No alternative political force
When the present caretaker government came to power, there was talk of a brand new political alternative and the people responded to this with gusto. There was Ferdous Quraishi and his party, there was even rumours of the army chief forming a party, though this soon died down with the chief's brushing aside of such rumours. Enthusiasts flocked in large numbers to sign up with the new political force. However, when the party did not quite display any signs of the expected clout, the fair weather friends beat a quick retreat and the party was left high and dry. It's back to square one now, with no alternative political force in sight. Given the present state of BNP, analysts see the arrival of the Awami League-led 14 Party if the election is held. If that does materialise, once this group win, the grassroots party leader and workers will simply not allow the government to be formed without Sheikh Hasina back in the PM's seat. And if that is so, will that not be a failure of the entire 1/11 exercise, of the caretaker's commitment for reforms?
 
Peripheral problems
The peripheral problems concerning Election 2008 are many.There is the matter of reforms within the political parties themselves. The reforms, so far, have been cosmetic with no indications of any sincere intentions of meaningful reforms. If that remains so and the government goes ahead with the election, what was the point of this entire hullabaloo about reforms, crime and corruption?
 
Another significant point raised by analysts is the need for an exit formula. The government may not want to talk about this too publicly, but the ground reality is that it is vital to work out an exit formula for the future. If not, there are bound to be ugly repercussions. After all, this government, with all good intentions, has stepped on a great many toes in the highest places.
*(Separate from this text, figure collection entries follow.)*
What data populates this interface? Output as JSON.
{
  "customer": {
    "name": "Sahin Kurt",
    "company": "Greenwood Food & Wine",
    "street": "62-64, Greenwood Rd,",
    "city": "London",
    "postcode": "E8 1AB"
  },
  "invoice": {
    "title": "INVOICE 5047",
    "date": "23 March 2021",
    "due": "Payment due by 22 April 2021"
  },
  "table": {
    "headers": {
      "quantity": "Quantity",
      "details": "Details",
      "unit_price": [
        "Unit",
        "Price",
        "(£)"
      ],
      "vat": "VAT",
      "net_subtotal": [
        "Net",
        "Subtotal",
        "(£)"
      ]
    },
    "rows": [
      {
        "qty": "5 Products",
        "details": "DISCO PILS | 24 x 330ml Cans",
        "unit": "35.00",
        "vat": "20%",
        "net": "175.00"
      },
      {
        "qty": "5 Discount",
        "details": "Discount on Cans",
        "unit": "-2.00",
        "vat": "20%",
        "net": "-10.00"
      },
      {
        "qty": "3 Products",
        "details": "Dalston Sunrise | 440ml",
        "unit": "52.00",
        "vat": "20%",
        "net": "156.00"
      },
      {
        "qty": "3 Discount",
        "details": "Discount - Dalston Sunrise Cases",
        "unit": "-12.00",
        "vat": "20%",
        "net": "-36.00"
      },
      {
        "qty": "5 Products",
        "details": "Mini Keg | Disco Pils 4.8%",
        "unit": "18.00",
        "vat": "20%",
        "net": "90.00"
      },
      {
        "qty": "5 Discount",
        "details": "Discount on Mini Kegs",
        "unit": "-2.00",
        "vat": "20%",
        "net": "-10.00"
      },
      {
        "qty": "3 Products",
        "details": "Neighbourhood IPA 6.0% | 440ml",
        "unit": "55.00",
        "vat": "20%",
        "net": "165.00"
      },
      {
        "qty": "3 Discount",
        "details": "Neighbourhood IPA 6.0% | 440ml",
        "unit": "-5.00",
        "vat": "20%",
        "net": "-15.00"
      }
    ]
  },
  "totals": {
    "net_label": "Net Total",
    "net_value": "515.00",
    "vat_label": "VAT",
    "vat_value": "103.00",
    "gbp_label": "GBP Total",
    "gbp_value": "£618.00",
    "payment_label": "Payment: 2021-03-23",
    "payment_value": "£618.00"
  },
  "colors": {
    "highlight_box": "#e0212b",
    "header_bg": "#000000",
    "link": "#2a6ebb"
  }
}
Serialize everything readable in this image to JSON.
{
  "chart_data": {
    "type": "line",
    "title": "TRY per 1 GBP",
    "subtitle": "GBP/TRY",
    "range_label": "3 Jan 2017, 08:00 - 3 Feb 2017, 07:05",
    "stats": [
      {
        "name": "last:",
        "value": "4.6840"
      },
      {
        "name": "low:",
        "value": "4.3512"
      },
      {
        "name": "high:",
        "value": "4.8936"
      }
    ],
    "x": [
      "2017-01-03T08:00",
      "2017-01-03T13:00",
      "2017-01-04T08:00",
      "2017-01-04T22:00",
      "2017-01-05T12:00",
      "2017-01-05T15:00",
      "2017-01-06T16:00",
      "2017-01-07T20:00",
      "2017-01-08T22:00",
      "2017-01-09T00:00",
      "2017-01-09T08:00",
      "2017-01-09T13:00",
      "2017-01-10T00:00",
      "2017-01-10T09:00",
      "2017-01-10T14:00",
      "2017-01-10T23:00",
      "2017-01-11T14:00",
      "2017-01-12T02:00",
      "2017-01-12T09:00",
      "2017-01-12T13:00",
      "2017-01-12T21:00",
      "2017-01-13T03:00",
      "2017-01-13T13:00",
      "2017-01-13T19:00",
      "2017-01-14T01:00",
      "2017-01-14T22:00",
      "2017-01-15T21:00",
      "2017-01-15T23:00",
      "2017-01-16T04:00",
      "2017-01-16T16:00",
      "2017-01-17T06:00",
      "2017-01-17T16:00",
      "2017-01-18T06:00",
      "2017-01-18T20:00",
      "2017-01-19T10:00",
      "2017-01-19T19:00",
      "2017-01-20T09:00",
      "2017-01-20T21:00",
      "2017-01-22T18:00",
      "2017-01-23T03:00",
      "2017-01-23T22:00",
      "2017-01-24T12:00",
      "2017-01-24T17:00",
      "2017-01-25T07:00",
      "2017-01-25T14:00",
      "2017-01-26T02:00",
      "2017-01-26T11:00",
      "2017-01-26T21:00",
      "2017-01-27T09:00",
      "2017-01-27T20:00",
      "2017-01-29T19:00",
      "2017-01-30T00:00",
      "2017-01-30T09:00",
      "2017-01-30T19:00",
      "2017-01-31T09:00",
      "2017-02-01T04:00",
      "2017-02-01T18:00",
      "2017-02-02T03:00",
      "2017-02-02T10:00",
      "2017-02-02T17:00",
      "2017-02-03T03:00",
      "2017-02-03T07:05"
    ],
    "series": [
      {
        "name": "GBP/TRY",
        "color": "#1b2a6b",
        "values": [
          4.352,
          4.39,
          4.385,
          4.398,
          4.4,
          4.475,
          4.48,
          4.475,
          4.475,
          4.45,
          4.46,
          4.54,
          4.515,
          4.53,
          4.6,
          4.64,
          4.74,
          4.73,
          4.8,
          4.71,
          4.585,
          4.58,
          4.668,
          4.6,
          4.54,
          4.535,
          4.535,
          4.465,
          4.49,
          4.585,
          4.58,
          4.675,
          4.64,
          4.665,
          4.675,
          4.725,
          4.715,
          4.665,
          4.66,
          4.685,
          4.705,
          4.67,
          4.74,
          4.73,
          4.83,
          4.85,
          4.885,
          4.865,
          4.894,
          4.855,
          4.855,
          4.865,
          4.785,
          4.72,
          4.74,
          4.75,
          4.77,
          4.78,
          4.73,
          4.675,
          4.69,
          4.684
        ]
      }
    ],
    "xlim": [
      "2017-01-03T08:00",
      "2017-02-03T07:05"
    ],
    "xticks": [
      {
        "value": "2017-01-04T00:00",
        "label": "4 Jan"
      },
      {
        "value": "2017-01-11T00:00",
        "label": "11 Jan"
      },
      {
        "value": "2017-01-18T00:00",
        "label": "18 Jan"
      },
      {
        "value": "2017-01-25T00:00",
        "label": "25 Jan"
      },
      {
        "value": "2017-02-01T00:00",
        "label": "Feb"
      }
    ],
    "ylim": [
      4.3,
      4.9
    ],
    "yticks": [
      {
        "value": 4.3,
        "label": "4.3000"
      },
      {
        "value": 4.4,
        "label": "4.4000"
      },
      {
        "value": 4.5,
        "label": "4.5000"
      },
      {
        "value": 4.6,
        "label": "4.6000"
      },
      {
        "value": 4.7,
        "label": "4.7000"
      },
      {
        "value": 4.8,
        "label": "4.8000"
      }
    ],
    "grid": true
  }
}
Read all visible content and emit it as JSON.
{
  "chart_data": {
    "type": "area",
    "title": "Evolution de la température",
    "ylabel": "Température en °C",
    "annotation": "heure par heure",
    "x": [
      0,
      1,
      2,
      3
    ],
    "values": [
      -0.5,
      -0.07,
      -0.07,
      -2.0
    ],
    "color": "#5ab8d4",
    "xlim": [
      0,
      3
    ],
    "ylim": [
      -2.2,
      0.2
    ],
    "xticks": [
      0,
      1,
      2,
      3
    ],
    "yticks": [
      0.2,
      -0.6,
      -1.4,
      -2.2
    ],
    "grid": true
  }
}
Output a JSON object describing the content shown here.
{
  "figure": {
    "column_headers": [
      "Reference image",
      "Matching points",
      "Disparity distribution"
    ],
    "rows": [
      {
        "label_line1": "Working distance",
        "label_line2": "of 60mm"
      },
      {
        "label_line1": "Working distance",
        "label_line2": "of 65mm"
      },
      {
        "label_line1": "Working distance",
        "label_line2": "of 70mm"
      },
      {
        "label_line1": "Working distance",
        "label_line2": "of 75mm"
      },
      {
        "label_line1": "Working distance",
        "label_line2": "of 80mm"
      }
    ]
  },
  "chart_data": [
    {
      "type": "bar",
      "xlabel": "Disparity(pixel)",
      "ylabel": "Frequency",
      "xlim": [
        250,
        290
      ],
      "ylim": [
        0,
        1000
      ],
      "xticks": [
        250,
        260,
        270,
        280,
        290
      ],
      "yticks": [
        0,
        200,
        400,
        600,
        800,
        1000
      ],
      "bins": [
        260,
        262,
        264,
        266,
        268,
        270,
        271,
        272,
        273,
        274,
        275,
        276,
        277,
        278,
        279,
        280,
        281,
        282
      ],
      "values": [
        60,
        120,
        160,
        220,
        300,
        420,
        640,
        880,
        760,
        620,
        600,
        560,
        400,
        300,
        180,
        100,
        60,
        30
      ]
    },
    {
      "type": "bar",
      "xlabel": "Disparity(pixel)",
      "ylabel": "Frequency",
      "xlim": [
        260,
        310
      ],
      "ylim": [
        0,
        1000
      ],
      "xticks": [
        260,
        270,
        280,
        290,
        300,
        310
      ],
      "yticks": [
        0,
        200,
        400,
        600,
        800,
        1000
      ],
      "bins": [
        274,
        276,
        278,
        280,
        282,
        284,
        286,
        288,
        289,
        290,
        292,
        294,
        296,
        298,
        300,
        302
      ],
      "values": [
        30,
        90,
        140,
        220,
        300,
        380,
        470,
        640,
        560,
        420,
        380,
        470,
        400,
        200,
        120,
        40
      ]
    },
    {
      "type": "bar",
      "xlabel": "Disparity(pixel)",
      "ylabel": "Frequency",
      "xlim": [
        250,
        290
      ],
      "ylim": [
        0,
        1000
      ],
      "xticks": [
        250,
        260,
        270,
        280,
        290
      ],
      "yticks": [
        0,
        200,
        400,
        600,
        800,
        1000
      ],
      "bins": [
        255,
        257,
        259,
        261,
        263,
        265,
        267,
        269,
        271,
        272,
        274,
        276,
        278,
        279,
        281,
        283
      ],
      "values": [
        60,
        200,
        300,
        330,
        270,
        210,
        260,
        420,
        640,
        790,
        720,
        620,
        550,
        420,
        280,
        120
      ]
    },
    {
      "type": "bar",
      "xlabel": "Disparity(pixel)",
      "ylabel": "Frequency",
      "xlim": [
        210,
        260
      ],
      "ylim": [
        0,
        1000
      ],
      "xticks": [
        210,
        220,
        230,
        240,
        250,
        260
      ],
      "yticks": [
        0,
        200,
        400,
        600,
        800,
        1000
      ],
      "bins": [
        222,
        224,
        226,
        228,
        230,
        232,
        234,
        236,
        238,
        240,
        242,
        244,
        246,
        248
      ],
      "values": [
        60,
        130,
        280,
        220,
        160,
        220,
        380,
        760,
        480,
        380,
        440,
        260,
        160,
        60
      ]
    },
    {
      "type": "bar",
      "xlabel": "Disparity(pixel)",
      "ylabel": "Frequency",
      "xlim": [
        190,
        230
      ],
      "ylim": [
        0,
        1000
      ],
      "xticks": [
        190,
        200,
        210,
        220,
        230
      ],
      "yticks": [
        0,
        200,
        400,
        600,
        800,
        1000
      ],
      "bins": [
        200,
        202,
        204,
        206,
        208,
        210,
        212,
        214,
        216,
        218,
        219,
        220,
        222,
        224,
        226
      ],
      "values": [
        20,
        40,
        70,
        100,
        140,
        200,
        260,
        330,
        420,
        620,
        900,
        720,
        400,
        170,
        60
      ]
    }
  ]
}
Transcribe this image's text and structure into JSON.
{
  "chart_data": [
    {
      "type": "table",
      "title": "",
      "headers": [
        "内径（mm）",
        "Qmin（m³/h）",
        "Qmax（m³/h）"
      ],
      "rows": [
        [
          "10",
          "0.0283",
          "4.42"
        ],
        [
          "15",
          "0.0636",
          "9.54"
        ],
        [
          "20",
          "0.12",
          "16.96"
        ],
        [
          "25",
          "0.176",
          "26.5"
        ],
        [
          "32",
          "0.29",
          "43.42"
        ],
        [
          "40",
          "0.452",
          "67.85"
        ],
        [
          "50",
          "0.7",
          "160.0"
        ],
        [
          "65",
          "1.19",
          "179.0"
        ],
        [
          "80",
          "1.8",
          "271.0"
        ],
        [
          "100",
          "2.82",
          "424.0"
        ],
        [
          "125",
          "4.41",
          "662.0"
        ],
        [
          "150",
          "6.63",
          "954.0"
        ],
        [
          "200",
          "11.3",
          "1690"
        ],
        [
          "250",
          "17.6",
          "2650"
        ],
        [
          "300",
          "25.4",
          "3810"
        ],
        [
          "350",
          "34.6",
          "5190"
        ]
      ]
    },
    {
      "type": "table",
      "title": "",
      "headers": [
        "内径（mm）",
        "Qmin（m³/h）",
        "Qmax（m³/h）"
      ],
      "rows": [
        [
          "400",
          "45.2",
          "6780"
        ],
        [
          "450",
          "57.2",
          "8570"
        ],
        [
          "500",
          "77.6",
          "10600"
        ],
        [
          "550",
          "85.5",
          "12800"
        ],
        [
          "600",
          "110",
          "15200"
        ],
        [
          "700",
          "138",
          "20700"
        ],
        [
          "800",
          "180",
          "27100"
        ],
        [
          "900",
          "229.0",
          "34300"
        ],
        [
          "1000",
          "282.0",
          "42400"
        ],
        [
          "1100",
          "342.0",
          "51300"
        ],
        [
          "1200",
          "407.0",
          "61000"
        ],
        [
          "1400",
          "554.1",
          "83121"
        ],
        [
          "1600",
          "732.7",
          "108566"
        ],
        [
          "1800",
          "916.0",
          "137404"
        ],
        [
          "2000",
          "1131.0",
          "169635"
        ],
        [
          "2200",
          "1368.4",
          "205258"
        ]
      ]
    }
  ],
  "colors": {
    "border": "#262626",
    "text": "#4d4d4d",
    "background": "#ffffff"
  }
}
One cannot rule out a resulting personal vendetta, as has been seen in several Latin American countries and has been the underlying political culture here. But so far there has been no move for an exit formula or efforts to indemnify the present government's actions. Will the government go for an election, leaving itself so blatantly open to an uncertain aftermath?
 
The fate of the two ladies also remains in balance. They are yet to be convicted or freed, yet much depends of their fate. Even the political party leaders themselves cannot decide upon their next course of action until they know for sure whether they are to function under these ladies or without them. So this too is affecting the prospects of the election.
 
A means to an end
The Road Map for the election, in fact the entire 1/11 exercise and the mission of the caretaker government, is simply a means to an end. The end, in this case, being a free, fair and credible election leading to a tangible democratic system for a better Bangladesh, a Bangladesh free of the demoralising effect of crime and corruption, a Bangladesh with a chance to shrug of the overwhelming poverty and move towards a future of progress and prosperity. If the election is held in 2008 simply to stick to the schedule, will this aim be accomplished? Can the nation afford for the mission to fail? The consequences will be more dire than the half-done job of demolishing Rangs Bhaban.